Just out of curiosity, do you have any memory of what the officer called to the scene of the Ben Roethlisberger incident behaved like? I’ll give you a hint - he started right off blaming the woman for wearing clothes that asked for it.

That shit happens. Reporting harassment (or worse) is a crap shoot - there’s no way to know ahead of time what sort of reception such a complaint will get. If you don’t believe that you’re fucking brain dead.

Actually, that has been suggested several times - go back and re-read the thread.

And what law, exactly, did he break?

He asked that I fuck him. That isn’t, believe or not, illegal. It might be skeevy as all hell, but it’s not illegal.

Filing a police report on this I would expect exactly the reaction I’m getting from *Steophan - oh, you silly, over-reacting stupid woman, he’s just awkward and trying to be friendly. Cops want to see evidence of wrong doing. Being skeevy isn’t illegal.

Now, refusing to leave when asked, that might be grounds for security or police, but apparently he’s savvy enough to avoid that little faux pas. That doesn’t mean he’s any less skeevy, or any less harmless.

Now, if he develops a *pattern *of this sort of shit, yes, that might work for showing he’s a potential problem, but two visits don’t make a stalker. Perhaps I’ve been assertive enough he’ll seek easier prey. I certainly hope so. If he comes back again, yes, I will document it and take whatever further steps are necessary.

So let’s see: what she described in her OP was enough to show how badly she’d been treated. You nonetheless are complaining at her. You can’t come up with any reason to complain, but you’re complaining anyway.

I think that’s an adequate summary. And I think that’s an adequate reason to assume any future posts of yours will be just as worthless as their predecessors.

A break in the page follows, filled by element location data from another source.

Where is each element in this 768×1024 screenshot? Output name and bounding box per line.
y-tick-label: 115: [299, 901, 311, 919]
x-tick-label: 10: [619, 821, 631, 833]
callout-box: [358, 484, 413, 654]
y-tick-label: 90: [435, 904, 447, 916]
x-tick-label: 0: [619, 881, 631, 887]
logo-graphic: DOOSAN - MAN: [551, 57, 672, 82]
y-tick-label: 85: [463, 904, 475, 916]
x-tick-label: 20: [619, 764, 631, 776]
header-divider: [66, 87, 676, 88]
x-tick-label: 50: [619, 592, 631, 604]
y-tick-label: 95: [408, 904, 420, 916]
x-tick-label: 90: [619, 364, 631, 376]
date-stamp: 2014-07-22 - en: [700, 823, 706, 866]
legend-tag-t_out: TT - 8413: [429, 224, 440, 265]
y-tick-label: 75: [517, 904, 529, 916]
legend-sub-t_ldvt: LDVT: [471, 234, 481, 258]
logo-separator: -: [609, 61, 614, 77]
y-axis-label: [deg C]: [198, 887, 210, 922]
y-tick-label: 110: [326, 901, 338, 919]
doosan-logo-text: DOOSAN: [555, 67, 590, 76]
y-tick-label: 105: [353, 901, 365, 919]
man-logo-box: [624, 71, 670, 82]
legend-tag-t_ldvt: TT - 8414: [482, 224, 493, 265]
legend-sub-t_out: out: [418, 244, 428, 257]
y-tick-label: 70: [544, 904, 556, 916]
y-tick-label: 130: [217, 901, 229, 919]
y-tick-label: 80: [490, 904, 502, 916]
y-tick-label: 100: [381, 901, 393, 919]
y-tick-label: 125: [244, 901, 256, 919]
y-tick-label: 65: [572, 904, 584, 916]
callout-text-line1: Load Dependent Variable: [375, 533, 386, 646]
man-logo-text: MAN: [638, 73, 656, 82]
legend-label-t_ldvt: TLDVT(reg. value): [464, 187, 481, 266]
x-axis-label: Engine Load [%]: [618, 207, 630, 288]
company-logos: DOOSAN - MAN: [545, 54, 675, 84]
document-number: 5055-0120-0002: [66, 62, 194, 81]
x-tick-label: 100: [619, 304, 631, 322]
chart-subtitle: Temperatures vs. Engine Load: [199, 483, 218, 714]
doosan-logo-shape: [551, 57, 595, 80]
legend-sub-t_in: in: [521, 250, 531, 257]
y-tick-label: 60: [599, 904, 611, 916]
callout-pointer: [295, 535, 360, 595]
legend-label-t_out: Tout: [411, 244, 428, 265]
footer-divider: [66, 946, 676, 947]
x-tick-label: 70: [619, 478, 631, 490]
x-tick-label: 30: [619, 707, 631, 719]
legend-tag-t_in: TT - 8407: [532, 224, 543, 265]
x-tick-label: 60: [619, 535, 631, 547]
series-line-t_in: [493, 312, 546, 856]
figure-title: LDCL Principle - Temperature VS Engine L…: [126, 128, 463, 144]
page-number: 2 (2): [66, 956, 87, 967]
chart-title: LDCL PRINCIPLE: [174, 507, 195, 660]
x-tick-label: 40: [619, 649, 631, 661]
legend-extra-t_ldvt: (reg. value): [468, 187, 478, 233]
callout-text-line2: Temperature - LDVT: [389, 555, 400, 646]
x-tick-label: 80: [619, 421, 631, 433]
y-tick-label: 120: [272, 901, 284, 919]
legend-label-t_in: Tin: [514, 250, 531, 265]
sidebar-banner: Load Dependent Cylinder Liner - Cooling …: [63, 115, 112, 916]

Well if the choice is rape, assault, or officer dickwad. I’ll deal with officer dickwad. I can’t believe you are going to sit there and suggest the best fucking response to continuing unwanted sexual advances is to just say “please go away”.

Because oh my fucking god the guy I am worried might rape me, might rape me if I report him. Jesus christ it doesn’t take an diploma to see how senseless that approach is.

Yep I know, I was one of them. Maybe you missed that through the red mist.

So the guy freaks you out so bad… and yet… nope, mister policeman might be a potential rapist too so I better just keep mum and maybe it will all go away? And if he comes back again, in the eyes of the cops it’ll be the first incident and they still may not take it very seriously.

File a report. Yeah, some cop with zero empathy will think you are wasting his time, but they’ll take the report if you insist. But hey, maybe the skeeve will never come back again.

Sure it is. That doesn’t mean that you don’t do it. That’s what cops are there for, and if they’re dicks about it, call them on that shit.

Seriously, what should she do? Not what should she feel (which is, of course, whatever she feels), but what should she do?

I’d just like to submit the possibility that the OP is overreacting a bit (or at least venting here in a way that indicates such, which may not be the same thing) AND that it’s not unreasonable to react that way. Both are entirely possible, even simultaneously.

She doesn’t know anything about this guy except how he’s behaved in front of her. The way he’s behaved in front of her is utterly unacceptable. That doesn’t necessarily indicate that he’s plotting to hide in her backseat and The Room her.

Afraid is no way to go through life but prepared is good, and no one is powerless. Take reasonable precautions to protect yourself (and I’m not talking anything elaborate here, I’m talking pepper spray and SING) and then trust your instincts. Better to offend someone who already creeps you the fuck out than to err on the side of politeness. Without commenting on the OP’s behavior, I do think that more women need to truly accept the idea that it’s okay to say, LOUDLY “I’m not interested, go away and don’t bother me again. Ever.” Do NOT equivocate about this shit.

Stop blaming the victim, you guys. Don’t tell her she could have possibly did something differently because that’s what victim-blamers do.